14. The non-transitory computer-readable storage medium of claim 13 , wherein: the request for additional authentication information includes prompting the second computer system to display an indication of one or more user actions to perform in order to confirm an operation of the first computer system; and the attestation includes an indication corresponding to the one or more user actions performed via an interface of the second computer system.

15. The non-transitory computer-readable storage medium of claim 14 , wherein the instructions that cause the first computer system to prompt the second computer system to display the indication further comprise instructions that, when executed by the one or more processors, cause the second computer system to output a pattern of light detectable by one or more sensors of the second computer system.

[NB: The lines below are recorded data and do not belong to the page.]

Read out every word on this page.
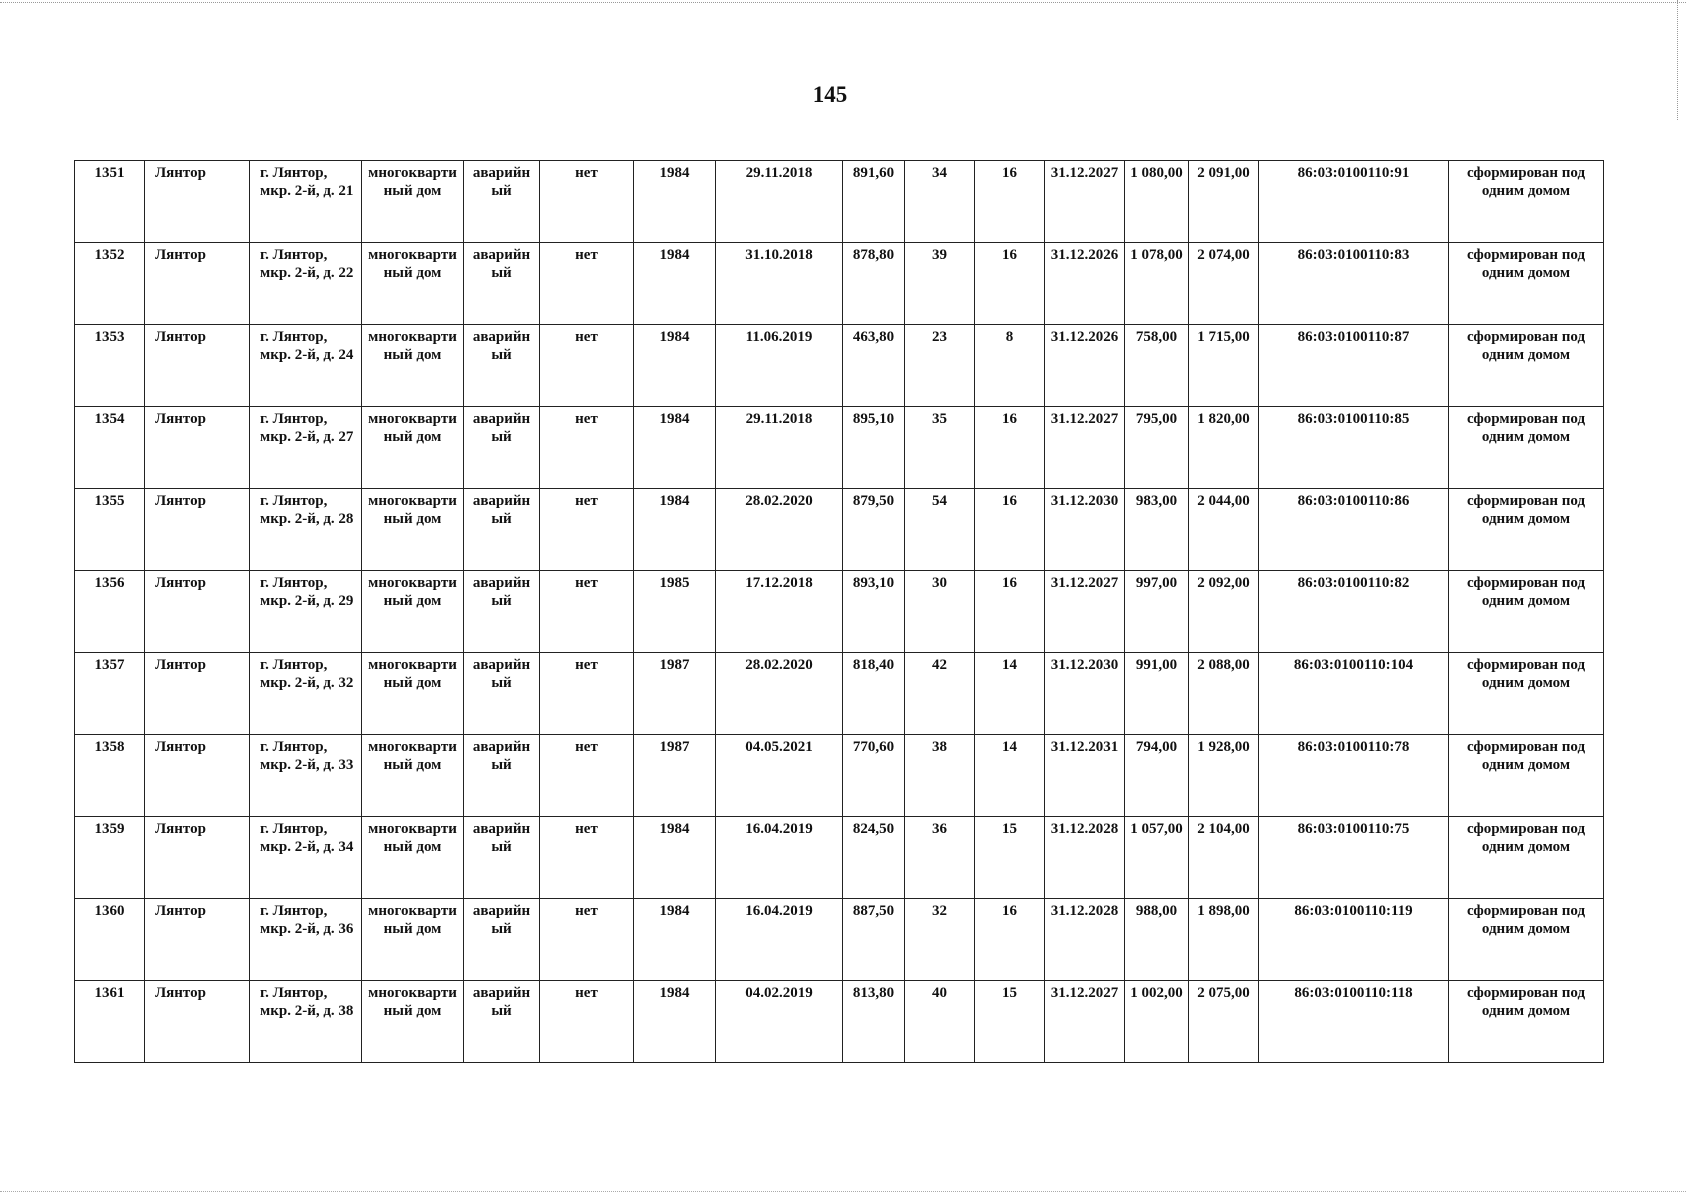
145
1351	Лянтор	г. Лянтор, мкр. 2-й, д. 21	многоквартиный дом	аварийный	нет	1984	29.11.2018	891,60	34	16	31.12.2027	1 080,00	2 091,00	86:03:0100110:91	сформирован под одним домом
1352	Лянтор	г. Лянтор, мкр. 2-й, д. 22	многоквартиный дом	аварийный	нет	1984	31.10.2018	878,80	39	16	31.12.2026	1 078,00	2 074,00	86:03:0100110:83	сформирован под одним домом
1353	Лянтор	г. Лянтор, мкр. 2-й, д. 24	многоквартиный дом	аварийный	нет	1984	11.06.2019	463,80	23	8	31.12.2026	758,00	1 715,00	86:03:0100110:87	сформирован под одним домом
1354	Лянтор	г. Лянтор, мкр. 2-й, д. 27	многоквартиный дом	аварийный	нет	1984	29.11.2018	895,10	35	16	31.12.2027	795,00	1 820,00	86:03:0100110:85	сформирован под одним домом
1355	Лянтор	г. Лянтор, мкр. 2-й, д. 28	многоквартиный дом	аварийный	нет	1984	28.02.2020	879,50	54	16	31.12.2030	983,00	2 044,00	86:03:0100110:86	сформирован под одним домом
1356	Лянтор	г. Лянтор, мкр. 2-й, д. 29	многоквартиный дом	аварийный	нет	1985	17.12.2018	893,10	30	16	31.12.2027	997,00	2 092,00	86:03:0100110:82	сформирован под одним домом
1357	Лянтор	г. Лянтор, мкр. 2-й, д. 32	многоквартиный дом	аварийный	нет	1987	28.02.2020	818,40	42	14	31.12.2030	991,00	2 088,00	86:03:0100110:104	сформирован под одним домом
1358	Лянтор	г. Лянтор, мкр. 2-й, д. 33	многоквартиный дом	аварийный	нет	1987	04.05.2021	770,60	38	14	31.12.2031	794,00	1 928,00	86:03:0100110:78	сформирован под одним домом
1359	Лянтор	г. Лянтор, мкр. 2-й, д. 34	многоквартиный дом	аварийный	нет	1984	16.04.2019	824,50	36	15	31.12.2028	1 057,00	2 104,00	86:03:0100110:75	сформирован под одним домом
1360	Лянтор	г. Лянтор, мкр. 2-й, д. 36	многоквартиный дом	аварийный	нет	1984	16.04.2019	887,50	32	16	31.12.2028	988,00	1 898,00	86:03:0100110:119	сформирован под одним домом
1361	Лянтор	г. Лянтор, мкр. 2-й, д. 38	многоквартиный дом	аварийный	нет	1984	04.02.2019	813,80	40	15	31.12.2027	1 002,00	2 075,00	86:03:0100110:118	сформирован под одним домом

16. The non-transitory computer-readable storage medium of claim 13 , wherein the instructions further comprise instructions that, when executed by the one or more processors, cause the first computer system to provide the attestation and the authentication claim to a service provider computer system such that the attestation and authentication claim enable the first computer system to access a service of the service provider computer system.

17. The non-transitory computer-readable storage medium of claim 13 , wherein the instructions further comprise instructions that, when executed by the one or more processors, cause the first computer system to generate the authentication claim to include information contained in the attestation.

18. The non-transitory computer-readable storage medium of claim 13 , wherein the instructions further comprise instructions that, when executed by the one or more processors, cause the first computer system to: receive, from the service provider system, an indication that additional authentication information is required to complete one or more operations attempted by the first computer system; and determine the second computer system capable of providing additional authentication information in order to transmit the request to the second computer system.

19. The non-transitory computer-readable storage medium of claim 13 , wherein the attestation includes data obtain information from one or more sensors of the second computer system corresponding to the state of the computing environment associated with the first computer system.

20. The non-transitory computer-readable storage medium of claim 19 , wherein the attestation includes biometric information obtained from the one or more sensors of the second computer system.